The restoration of hippocampal nerve de-myelination by methylcobalamin relates with the enzymatic regulation of homocysteine level in a rat model of moderate grade hepatic encephalopathy.

This article describes how methylcobalamin (MeCbl) restores nerve myelination in a moderate- grade hepatic encephalopathy (MoHE) model of ammonia neurotoxicity. The comparative profiles of myelin basic protein (MBP), homocysteine (Hcy) and methionine synthase (MS: a MeCbl- dependent enzyme) activity versus nerve myelination status were studied in the hippocampus of the control, the MoHE (developed by administering 100 mg/kg bw thioacetamide i.p. for 10 days) and the MoHE rats treated with MeCbl (500 µg/kg BW i.p.) for 7 days.
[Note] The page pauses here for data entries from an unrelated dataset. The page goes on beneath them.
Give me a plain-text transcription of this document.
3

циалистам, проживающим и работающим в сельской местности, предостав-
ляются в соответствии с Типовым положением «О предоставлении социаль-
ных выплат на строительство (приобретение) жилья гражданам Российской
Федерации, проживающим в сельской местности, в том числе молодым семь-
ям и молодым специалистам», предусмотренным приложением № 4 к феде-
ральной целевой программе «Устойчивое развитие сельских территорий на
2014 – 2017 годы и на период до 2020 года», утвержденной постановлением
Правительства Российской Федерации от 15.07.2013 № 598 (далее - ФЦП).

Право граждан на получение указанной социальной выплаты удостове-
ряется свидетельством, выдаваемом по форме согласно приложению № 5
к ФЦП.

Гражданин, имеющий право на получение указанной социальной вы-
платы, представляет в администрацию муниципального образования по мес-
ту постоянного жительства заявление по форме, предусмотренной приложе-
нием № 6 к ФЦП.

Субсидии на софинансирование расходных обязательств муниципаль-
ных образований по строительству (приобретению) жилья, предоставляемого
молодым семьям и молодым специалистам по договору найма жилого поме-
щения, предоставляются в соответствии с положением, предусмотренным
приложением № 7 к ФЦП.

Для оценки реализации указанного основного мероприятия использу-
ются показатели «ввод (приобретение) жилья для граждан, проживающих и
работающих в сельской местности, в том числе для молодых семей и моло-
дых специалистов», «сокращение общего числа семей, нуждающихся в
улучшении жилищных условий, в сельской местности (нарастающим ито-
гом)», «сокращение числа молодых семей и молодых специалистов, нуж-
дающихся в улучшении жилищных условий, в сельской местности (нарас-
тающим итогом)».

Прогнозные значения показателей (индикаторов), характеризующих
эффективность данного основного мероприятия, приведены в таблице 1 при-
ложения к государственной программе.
Compared to those of control rats, the hippocampal CA1 and CA3 regions of the MoHE rats showed significantly lower myelinated areas and MBP immunostaining. This coincided with the deranged myelin layering in TEM images, decreased MBP protein and its transcript levels in hippocampus of MoHE rats. However, all these parameters recovered to normal levels after MeCbl treatment. MeCbl is a cofactor of MS that catalyzes the conversion of Hcy to methionine as a feeder step of methylation reactions. We observed significantly increased serum and hippocampal Hcy levels in MoHE rats, however, these levels were restored to control values with a concordant activation of MS due to MeCbl treatment. A significant recovery in neurobehavioral impairments in the MoHE rats due to MeCbl treatment was also observed. These findings suggest that MoHE pathogenesis is associated with deranged nerve myelination in the hippocampus and that MeCbl treatment is able to restore it mainly by activating MS, a MeCbl-dependent Hcy-metabolizing enzyme.